Admettons que l'origine matérielle de la conscience soit ainși prouvée. Si nous nous rappelons maintenant que l'activité inconsciente de l'esprit est nécessairement immatérielle, un examen attentif nous conduit à choisir entre deux hypothèses. Ou nous considérons « la volonté et l'idée » comme le principe commun de l'idée inconsciente et de l'idée consciente; nous regardons l'inconscience comme la forme originelle, la conscience comme un produit de l'esprit inconscient, et de l'action de la matière sur lui. Ou nous partageons le champ de l'activité spirituelle entre le matérialisme et le spiritualisme. Au premier nous abandonnons l'esprit conscient; pour le second, nous revendiquons l'esprit inconscient. En d'autres termes, nous accordons que l'esprit inconscient est, dans son existence, absolument indépendant de la matière; mais nous faisons de l'esprit conscient le produit exclusif de la matière, sans aucune intervention de l'esprit inconscient. Après nos précédentes recherches sur le rôle de l'Inconscient dans la formation de tous les processus de la pensée consciente, l'alternative ne peut nous tenir longtemps indécis. L'analogie de nature de l'activité consciente et de l'activité inconsciente ne permet pas d'en concevoir l'origine comme absolument différente. En tout cas, diviser ainsi le domaine de l'esprit, et en partager les parties entre des systèmes de philosophie tout opposés, ce serait une tentative plus artificielle encore que la séparation essayée par Schopenhauer entre la volonté et l'intellect. Ajoutez qu'au chapitre V la

matière sera réduite par nous à la volonté et à l'idée, et que l'identité de l'esprit et de la matière se trouvera ainsi démontrée. Nous ne pouvons donc en aucun cas demander une explication définitive au matérialisme. La première seule des deux hypothèses doit devenir la nôtre.

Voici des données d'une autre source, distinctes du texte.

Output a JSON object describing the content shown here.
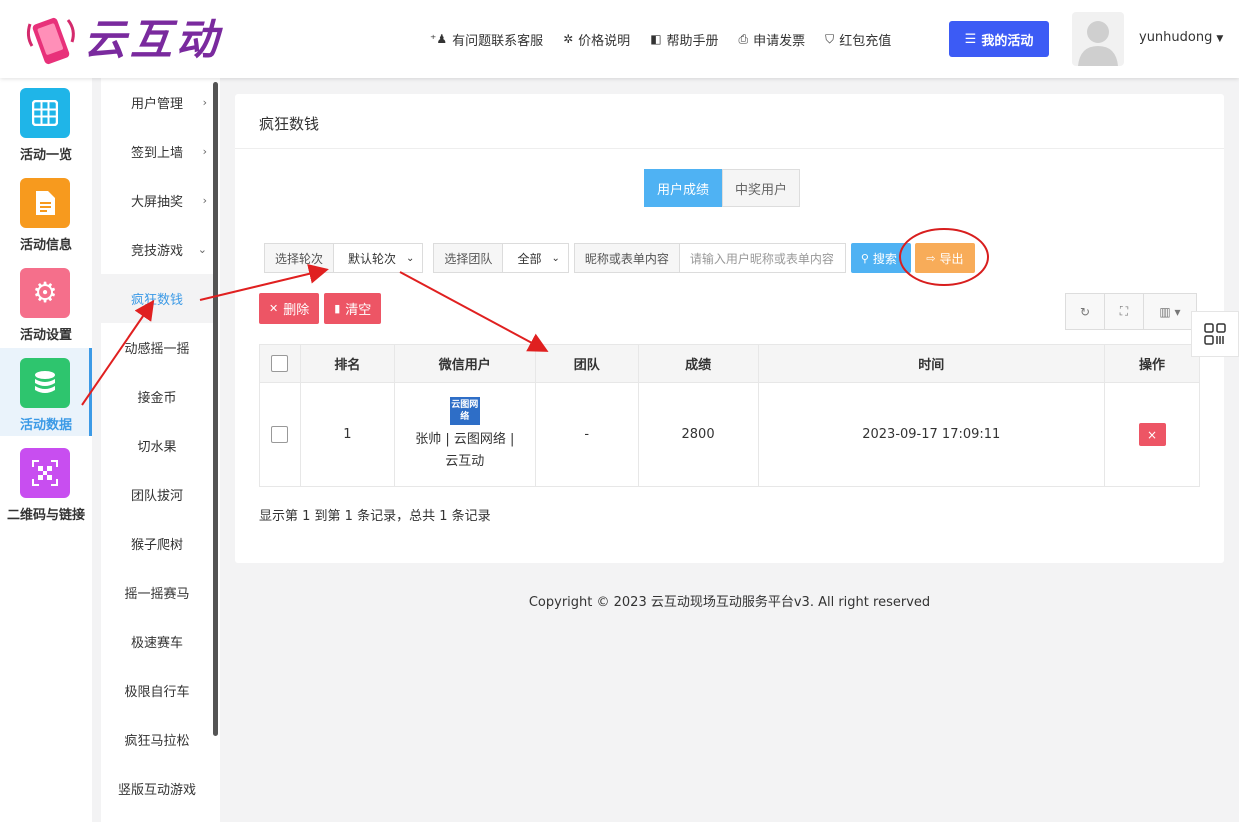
{
  "brand": {
    "name": "云互动"
  },
  "topnav": [
    {
      "icon": "person-plus-icon",
      "glyph": "⁺👤",
      "label": "有问题联系客服"
    },
    {
      "icon": "gear-badge-icon",
      "glyph": "✲",
      "label": "价格说明"
    },
    {
      "icon": "book-icon",
      "glyph": "◧",
      "label": "帮助手册"
    },
    {
      "icon": "printer-icon",
      "glyph": "⎙",
      "label": "申请发票"
    },
    {
      "icon": "shield-check-icon",
      "glyph": "⛉",
      "label": "红包充值"
    }
  ],
  "my_activity": {
    "label": "我的活动",
    "glyph": "☰"
  },
  "user": {
    "name": "yunhudong"
  },
  "icon_sidebar": [
    {
      "label": "活动一览",
      "color": "#1fb5e8",
      "icon": "grid-icon"
    },
    {
      "label": "活动信息",
      "color": "#f79a1e",
      "icon": "document-icon"
    },
    {
      "label": "活动设置",
      "color": "#f56f8b",
      "icon": "gear-icon"
    },
    {
      "label": "活动数据",
      "color": "#2ec56e",
      "icon": "database-icon"
    },
    {
      "label": "二维码与链接",
      "color": "#c84ef0",
      "icon": "qrcode-icon"
    }
  ],
  "sub_menu": [
    {
      "label": "用户管理",
      "arrow": "›"
    },
    {
      "label": "签到上墙",
      "arrow": "›"
    },
    {
      "label": "大屏抽奖",
      "arrow": "›"
    },
    {
      "label": "竞技游戏",
      "arrow": "⌄"
    },
    {
      "label": "疯狂数钱",
      "arrow": ""
    },
    {
      "label": "动感摇一摇",
      "arrow": ""
    },
    {
      "label": "接金币",
      "arrow": ""
    },
    {
      "label": "切水果",
      "arrow": ""
    },
    {
      "label": "团队拔河",
      "arrow": ""
    },
    {
      "label": "猴子爬树",
      "arrow": ""
    },
    {
      "label": "摇一摇赛马",
      "arrow": ""
    },
    {
      "label": "极速赛车",
      "arrow": ""
    },
    {
      "label": "极限自行车",
      "arrow": ""
    },
    {
      "label": "疯狂马拉松",
      "arrow": ""
    },
    {
      "label": "竖版互动游戏",
      "arrow": ""
    }
  ],
  "card": {
    "title": "疯狂数钱"
  },
  "tabs": [
    {
      "label": "用户成绩"
    },
    {
      "label": "中奖用户"
    }
  ],
  "filters": {
    "round_label": "选择轮次",
    "round_value": "默认轮次",
    "team_label": "选择团队",
    "team_value": "全部",
    "keyword_label": "昵称或表单内容",
    "keyword_placeholder": "请输入用户昵称或表单内容",
    "search_label": "搜索",
    "export_label": "导出"
  },
  "actions": {
    "delete_label": "删除",
    "clear_label": "清空"
  },
  "table": {
    "columns": [
      "排名",
      "微信用户",
      "团队",
      "成绩",
      "时间",
      "操作"
    ],
    "rows": [
      {
        "rank": "1",
        "avatar_text": "云图网络",
        "user": "张帅 | 云图网络 | 云互动",
        "team": "-",
        "score": "2800",
        "time": "2023-09-17 17:09:11",
        "op": "×"
      }
    ]
  },
  "pager_info": "显示第 1 到第 1 条记录，总共 1 条记录",
  "copyright": "Copyright © 2023 云互动现场互动服务平台v3. All right reserved"
}
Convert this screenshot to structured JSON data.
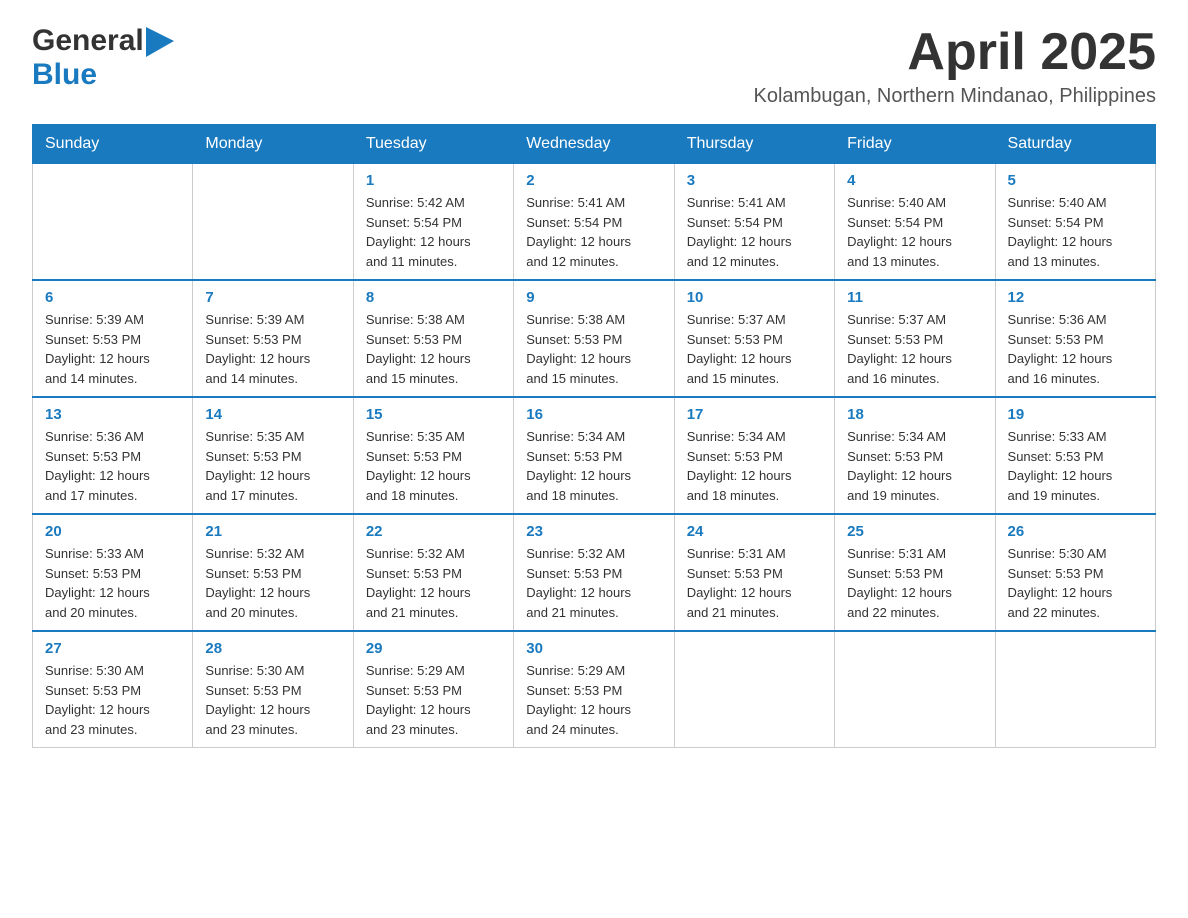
{
  "logo": {
    "general": "General",
    "blue": "Blue"
  },
  "header": {
    "month": "April 2025",
    "location": "Kolambugan, Northern Mindanao, Philippines"
  },
  "days_of_week": [
    "Sunday",
    "Monday",
    "Tuesday",
    "Wednesday",
    "Thursday",
    "Friday",
    "Saturday"
  ],
  "weeks": [
    [
      {
        "day": "",
        "info": ""
      },
      {
        "day": "",
        "info": ""
      },
      {
        "day": "1",
        "info": "Sunrise: 5:42 AM\nSunset: 5:54 PM\nDaylight: 12 hours\nand 11 minutes."
      },
      {
        "day": "2",
        "info": "Sunrise: 5:41 AM\nSunset: 5:54 PM\nDaylight: 12 hours\nand 12 minutes."
      },
      {
        "day": "3",
        "info": "Sunrise: 5:41 AM\nSunset: 5:54 PM\nDaylight: 12 hours\nand 12 minutes."
      },
      {
        "day": "4",
        "info": "Sunrise: 5:40 AM\nSunset: 5:54 PM\nDaylight: 12 hours\nand 13 minutes."
      },
      {
        "day": "5",
        "info": "Sunrise: 5:40 AM\nSunset: 5:54 PM\nDaylight: 12 hours\nand 13 minutes."
      }
    ],
    [
      {
        "day": "6",
        "info": "Sunrise: 5:39 AM\nSunset: 5:53 PM\nDaylight: 12 hours\nand 14 minutes."
      },
      {
        "day": "7",
        "info": "Sunrise: 5:39 AM\nSunset: 5:53 PM\nDaylight: 12 hours\nand 14 minutes."
      },
      {
        "day": "8",
        "info": "Sunrise: 5:38 AM\nSunset: 5:53 PM\nDaylight: 12 hours\nand 15 minutes."
      },
      {
        "day": "9",
        "info": "Sunrise: 5:38 AM\nSunset: 5:53 PM\nDaylight: 12 hours\nand 15 minutes."
      },
      {
        "day": "10",
        "info": "Sunrise: 5:37 AM\nSunset: 5:53 PM\nDaylight: 12 hours\nand 15 minutes."
      },
      {
        "day": "11",
        "info": "Sunrise: 5:37 AM\nSunset: 5:53 PM\nDaylight: 12 hours\nand 16 minutes."
      },
      {
        "day": "12",
        "info": "Sunrise: 5:36 AM\nSunset: 5:53 PM\nDaylight: 12 hours\nand 16 minutes."
      }
    ],
    [
      {
        "day": "13",
        "info": "Sunrise: 5:36 AM\nSunset: 5:53 PM\nDaylight: 12 hours\nand 17 minutes."
      },
      {
        "day": "14",
        "info": "Sunrise: 5:35 AM\nSunset: 5:53 PM\nDaylight: 12 hours\nand 17 minutes."
      },
      {
        "day": "15",
        "info": "Sunrise: 5:35 AM\nSunset: 5:53 PM\nDaylight: 12 hours\nand 18 minutes."
      },
      {
        "day": "16",
        "info": "Sunrise: 5:34 AM\nSunset: 5:53 PM\nDaylight: 12 hours\nand 18 minutes."
      },
      {
        "day": "17",
        "info": "Sunrise: 5:34 AM\nSunset: 5:53 PM\nDaylight: 12 hours\nand 18 minutes."
      },
      {
        "day": "18",
        "info": "Sunrise: 5:34 AM\nSunset: 5:53 PM\nDaylight: 12 hours\nand 19 minutes."
      },
      {
        "day": "19",
        "info": "Sunrise: 5:33 AM\nSunset: 5:53 PM\nDaylight: 12 hours\nand 19 minutes."
      }
    ],
    [
      {
        "day": "20",
        "info": "Sunrise: 5:33 AM\nSunset: 5:53 PM\nDaylight: 12 hours\nand 20 minutes."
      },
      {
        "day": "21",
        "info": "Sunrise: 5:32 AM\nSunset: 5:53 PM\nDaylight: 12 hours\nand 20 minutes."
      },
      {
        "day": "22",
        "info": "Sunrise: 5:32 AM\nSunset: 5:53 PM\nDaylight: 12 hours\nand 21 minutes."
      },
      {
        "day": "23",
        "info": "Sunrise: 5:32 AM\nSunset: 5:53 PM\nDaylight: 12 hours\nand 21 minutes."
      },
      {
        "day": "24",
        "info": "Sunrise: 5:31 AM\nSunset: 5:53 PM\nDaylight: 12 hours\nand 21 minutes."
      },
      {
        "day": "25",
        "info": "Sunrise: 5:31 AM\nSunset: 5:53 PM\nDaylight: 12 hours\nand 22 minutes."
      },
      {
        "day": "26",
        "info": "Sunrise: 5:30 AM\nSunset: 5:53 PM\nDaylight: 12 hours\nand 22 minutes."
      }
    ],
    [
      {
        "day": "27",
        "info": "Sunrise: 5:30 AM\nSunset: 5:53 PM\nDaylight: 12 hours\nand 23 minutes."
      },
      {
        "day": "28",
        "info": "Sunrise: 5:30 AM\nSunset: 5:53 PM\nDaylight: 12 hours\nand 23 minutes."
      },
      {
        "day": "29",
        "info": "Sunrise: 5:29 AM\nSunset: 5:53 PM\nDaylight: 12 hours\nand 23 minutes."
      },
      {
        "day": "30",
        "info": "Sunrise: 5:29 AM\nSunset: 5:53 PM\nDaylight: 12 hours\nand 24 minutes."
      },
      {
        "day": "",
        "info": ""
      },
      {
        "day": "",
        "info": ""
      },
      {
        "day": "",
        "info": ""
      }
    ]
  ],
  "colors": {
    "header_bg": "#1a7abf",
    "header_text": "#ffffff",
    "day_number": "#1a7abf",
    "body_text": "#333333"
  }
}
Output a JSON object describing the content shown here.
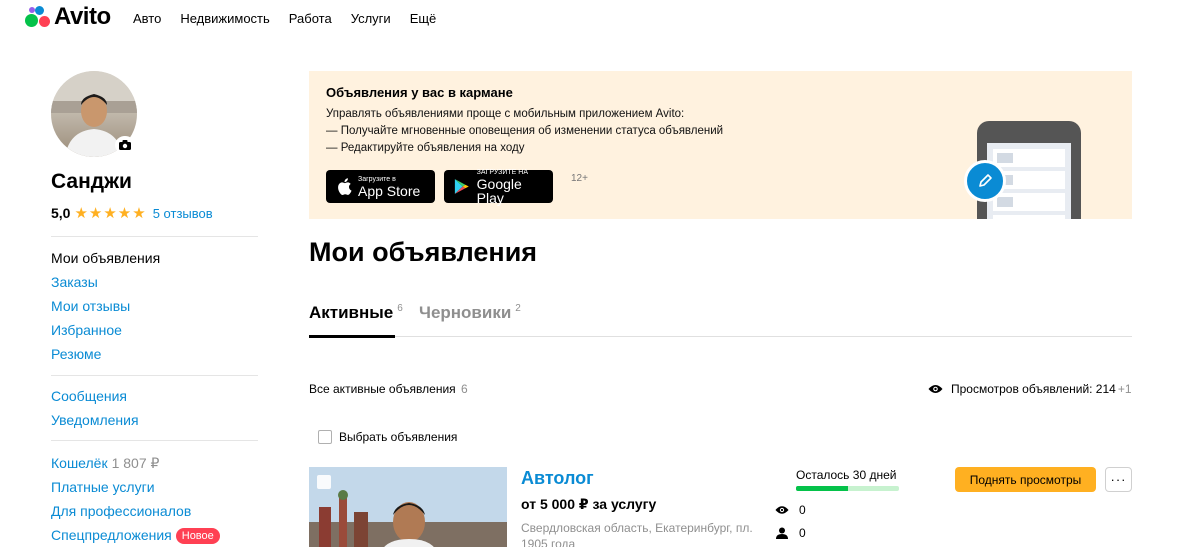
{
  "header": {
    "logo_text": "Avito",
    "nav": [
      "Авто",
      "Недвижимость",
      "Работа",
      "Услуги",
      "Ещё"
    ]
  },
  "profile": {
    "name": "Санджи",
    "rating": "5,0",
    "stars": "★★★★★",
    "reviews": "5 отзывов"
  },
  "sidebar": {
    "group1": [
      "Мои объявления",
      "Заказы",
      "Мои отзывы",
      "Избранное",
      "Резюме"
    ],
    "group2": [
      "Сообщения",
      "Уведомления"
    ],
    "group3": [
      {
        "label": "Кошелёк",
        "extra": "1 807 ₽"
      },
      {
        "label": "Платные услуги"
      },
      {
        "label": "Для профессионалов"
      },
      {
        "label": "Спецпредложения",
        "badge": "Новое"
      }
    ]
  },
  "banner": {
    "title": "Объявления у вас в кармане",
    "lines": [
      "Управлять объявлениями проще с мобильным приложением Avito:",
      "— Получайте мгновенные оповещения об изменении статуса объявлений",
      "— Редактируйте объявления на ходу"
    ],
    "appstore_small": "Загрузите в",
    "appstore_big": "App Store",
    "googleplay_small": "ЗАГРУЗИТЕ НА",
    "googleplay_big": "Google Play",
    "age": "12+"
  },
  "page_title": "Мои объявления",
  "tabs": [
    {
      "label": "Активные",
      "count": "6"
    },
    {
      "label": "Черновики",
      "count": "2"
    }
  ],
  "list": {
    "all_label": "Все активные объявления",
    "all_count": "6",
    "views_label": "Просмотров объявлений: 214",
    "views_plus": "+1",
    "select_label": "Выбрать объявления"
  },
  "item": {
    "title": "Автолог",
    "price": "от 5 000 ₽ за услугу",
    "address": "Свердловская область, Екатеринбург, пл. 1905 года",
    "remaining": "Осталось 30 дней",
    "progress": 0.5,
    "views": "0",
    "contacts": "0",
    "raise_label": "Поднять просмотры",
    "more_label": "···"
  },
  "colors": {
    "accent": "#0a8bd4",
    "primary_button": "#ffb021",
    "progress": "#04c24a",
    "badge": "#ff4053",
    "banner_bg": "#fff2df"
  }
}
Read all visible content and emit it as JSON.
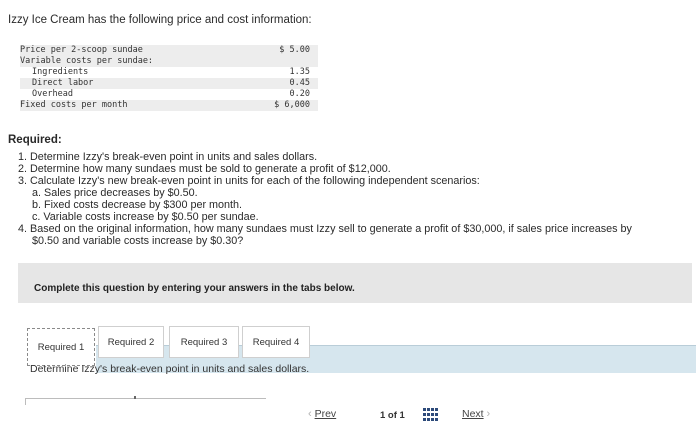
{
  "intro": "Izzy Ice Cream has the following price and cost information:",
  "price_table": {
    "rows": [
      {
        "label": "Price per 2-scoop sundae",
        "value": "$ 5.00"
      },
      {
        "label": "Variable costs per sundae:",
        "value": ""
      },
      {
        "label": "Ingredients",
        "value": "1.35"
      },
      {
        "label": "Direct labor",
        "value": "0.45"
      },
      {
        "label": "Overhead",
        "value": "0.20"
      },
      {
        "label": "Fixed costs per month",
        "value": "$ 6,000"
      }
    ]
  },
  "required": {
    "heading": "Required:",
    "items": [
      "1. Determine Izzy's break-even point in units and sales dollars.",
      "2. Determine how many sundaes must be sold to generate a profit of $12,000.",
      "3. Calculate Izzy's new break-even point in units for each of the following independent scenarios:",
      "a. Sales price decreases by $0.50.",
      "b. Fixed costs decrease by $300 per month.",
      "c. Variable costs increase by $0.50 per sundae.",
      "4. Based on the original information, how many sundaes must Izzy sell to generate a profit of $30,000, if sales price increases by",
      "$0.50 and variable costs increase by $0.30?"
    ]
  },
  "panel": {
    "text": "Complete this question by entering your answers in the tabs below."
  },
  "tabs": [
    {
      "label": "Required 1",
      "active": true
    },
    {
      "label": "Required 2",
      "active": false
    },
    {
      "label": "Required 3",
      "active": false
    },
    {
      "label": "Required 4",
      "active": false
    }
  ],
  "instruction": "Determine Izzy's break-even point in units and sales dollars.",
  "pagination": {
    "prev_label": "Prev",
    "page_text": "1 of 1",
    "next_label": "Next",
    "prev_arrow": "‹",
    "next_arrow": "›"
  },
  "colors": {
    "tab_bar": "#d6e6ee",
    "panel": "#e6e6e6",
    "grid_icon": "#2d4a7a"
  }
}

Malgré tout cela, nous n'avons pas encore défini l'essence de la conscience. Nous n'en connaissons que les facteurs d'un côté l'esprit dans son inconscience primitive; de l'autre le mouvement de la matière qui agit sur lui. En tout cas, l'origine de la conscience doit être cherchée dans le mode suivant lequel la pensée saisit son objet. La conscience ne sait rien de la matière le processus générateur de la conscience doit donc se produire au sein même de l'esprit, bien que la matière y donne la première impulsion. Le mouvement matériel détermine le contenu de l'idée, mais la conscience n'est pas une propriété de ce contenu; car le même contenu, sans parler de la forme de la sensibilité, pourrait être conçu d'une manière inconsciente. La conscience ne dépend ni du contenu, ni, comme nous l'avons vu plus haut, de la forme sensible de l'idée : elle n'est donc pas attachée à l'idée en général, en tant qu'idée. Elle ne peut être qu'un attribut accidentel, qu'une cause étrangère ajoute à l'idée.

Tel est le premier résultat important de notre recherche. Au premier abord, il semble contredire les opinions reçues; mais une réflexion attentive en fait bientôt reconnaître la vérité, en même temps qu'elle le détermine avec plus de précision. L'erreur habituelle vient de ce que l'on considère la conscience comme un attribut qui n'appartient qu'à l'idée on oublie que le plaisir et la peine deviennent également conscients. On regarde donc, en toute confiance et sans plus d'examen, la conscience comme exclusivement attachée à l'idée, surtout tant que l'on ne connaît pas suffisamment l'idée inconsciente. Aussi ne se demande-t-on jamais quelle cause peut bien enrichir l'idée de cette propriété accidentelle, la conscience; on ne cherche pas à qui elle doit cet attribut. On verrait bien vite autrement que

l'idée ne peut se le donner à elle-même. Si le processus générateur de la conscience, malgré l'excitation de la matière, ne peut être que d'une nature spirituelle, il ne reste plus qu'à recourir à l'action de la volonté.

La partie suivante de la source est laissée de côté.